Soldiers who lost limbs learn to surf


Associated Press Writer

As a child of 1970s California, Derek McGinnis felt that riding waves was like a birthright, and losing his left leg to a suicide bomber in Iraq wasn't going to stop him from surfing again.

So, he rallied nearly a dozen other wounded-in-action amputees he met in a military hospital and brought them to one of California's last old-fashioned beach towns.

For some of them, the roiling ocean was a second home. The closest others had come to riding waves were movies.

McGinnis brought determination.

"I have a board and (have to) make sure I keep on using it," said McGinnis, 28, a Navy petty officer and medic who began surfing at 10 in Northern California. "I said 'Man, I've got to be able to do it. It's possible.'"

So there he stood one foggy August morning, with an ear-to-ear grin and wearing a brand new wet suit.

With him on the beach was Tim Brumley, who had never handled a surfboard before though he looked the part with his short-cropped, blond hair. The former paratrooper, who lost a leg in

Afghanistan last year, had never even seen the Pacific, save for a fleeting glimpse when he visited San Francisco as a kid.

However, as a teenager in New Mexico, Brumley saw a classic flick with some of the best surfing ever committed to film.

"When I saw 'Point Break' I said, 'That's it! I want to surf!'" declared the 26-year-old veteran of the Army Airborne Infantry as he pounded down beers and told war stories at a seaside bar the night before his first lesson.

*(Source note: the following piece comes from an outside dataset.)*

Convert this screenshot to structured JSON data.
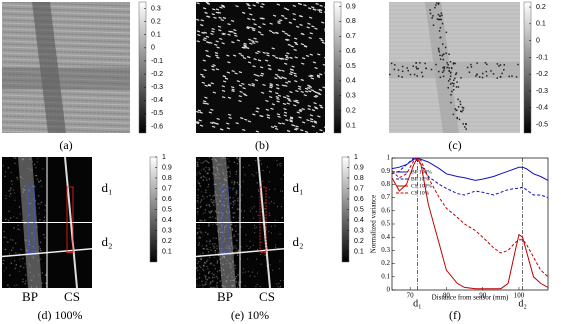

Nearly 200 miles north of Los Angeles, Pismo Beach is perhaps most famous to tourists for its clams and funny name. To surfers, Pismo Beach means smooth waves, mild weather and pure white beaches more likely to yield a sand dollar than a rock. It is one of a vanishing breed of surfside towns, a place where die-hards still park beat-up RVs for free right next to the sand and head to the waves.

Better yet for McGinnis and friends, it's also the home turf of champion surfer Rodney Roller. He lost a leg in a forklift accident 16 years ago, but returned to the water lugging a 25-pound wooden limb that could withstand corrosive salt water.

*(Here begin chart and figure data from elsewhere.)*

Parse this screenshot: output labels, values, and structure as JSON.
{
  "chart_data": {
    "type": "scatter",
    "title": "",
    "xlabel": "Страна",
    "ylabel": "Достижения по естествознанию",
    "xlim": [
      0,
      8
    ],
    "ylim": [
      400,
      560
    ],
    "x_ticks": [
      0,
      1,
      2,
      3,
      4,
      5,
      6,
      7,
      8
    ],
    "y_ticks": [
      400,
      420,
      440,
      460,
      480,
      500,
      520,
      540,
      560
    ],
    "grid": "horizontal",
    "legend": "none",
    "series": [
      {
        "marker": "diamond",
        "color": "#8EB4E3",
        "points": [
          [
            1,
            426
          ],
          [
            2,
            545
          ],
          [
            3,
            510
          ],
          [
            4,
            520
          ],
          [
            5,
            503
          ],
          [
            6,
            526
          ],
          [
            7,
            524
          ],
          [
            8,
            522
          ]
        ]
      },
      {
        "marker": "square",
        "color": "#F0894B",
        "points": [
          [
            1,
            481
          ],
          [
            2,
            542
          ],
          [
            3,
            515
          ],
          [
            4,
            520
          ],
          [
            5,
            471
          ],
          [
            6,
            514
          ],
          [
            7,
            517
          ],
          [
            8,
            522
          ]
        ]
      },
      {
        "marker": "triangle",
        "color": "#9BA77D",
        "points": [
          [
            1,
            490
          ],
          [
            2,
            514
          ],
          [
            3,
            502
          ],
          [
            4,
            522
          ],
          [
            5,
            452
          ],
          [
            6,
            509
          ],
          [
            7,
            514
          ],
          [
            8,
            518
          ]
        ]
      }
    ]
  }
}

Now the 39-year-old Roller teaches other amputees. After McGinnis tracked him down, he agreed to instruct the military men for free, figuring it was payback for all the people who helped him get back in the water.

McGinnis met most of his crew at Brooke Army Medical Center in Fort Houston, Texas, where he was recovering after a suicide bomber crashed an explosives-laden car into his ambulance two years ago. Money for the trip was raised by Operation Comfort, a San Antonio-based organization that helps wounded veterans rebuild their lives.

Some members of the group had lost an arm to the war. Former Army Sgt. Chang Wong, 24, lost both legs when his tank ran over an explosive. Jesse Schertz, a 22-year-old retired Marine corporal from Peoria, Ill., was severely burned and lost a leg.

"It's going to be a blast," McGinnis promised them. "It will show you can achieve anything. No matter what, you can overcome."

His immediate goal was to stand up on his board within 30 minutes of hitting the water.

During a brief demonstration on shore, novices including Brumley, Schertz and Wong were shown how to get on a board and keep their balance.

They were taught how to paddle — "one arm at a time" as the instructor said.

"I've only got one arm, dude," shouted Michael Owens, drawing laughter. The 22-year-old ex-Marine lost his other arm when his convoy was ambushed in Iraq.

In their first few minutes on the water, some missed waves, some boards capsized and some rocketed away, spilling their riders.

Then a cheer rose as McGinnis met his goal with a nice ride 30 minutes into the day.

The cheers continued as Owens began cruising with his one-arm paddle technique.

Beyond the breakers, a small herd of curious sea lions watched briefly, and a pair of dolphins leaped majestically out of the water.

There would be two more practice days; then the group had an informal competition. First prize, a surfboard donated by a manufacturer, went to Andy Soule, a double amputee who managed a wave-riding handstand.

Although Brumley didn't win, just being there was satisfaction enough.

"I'm thinking about telling my wife, telling her we're moving out here to Cali," Brumley, exhausted but exhilarated, said as he waded to shore for a rest. "Just surf every day for the rest of my life. It wouldn't be bad, you know."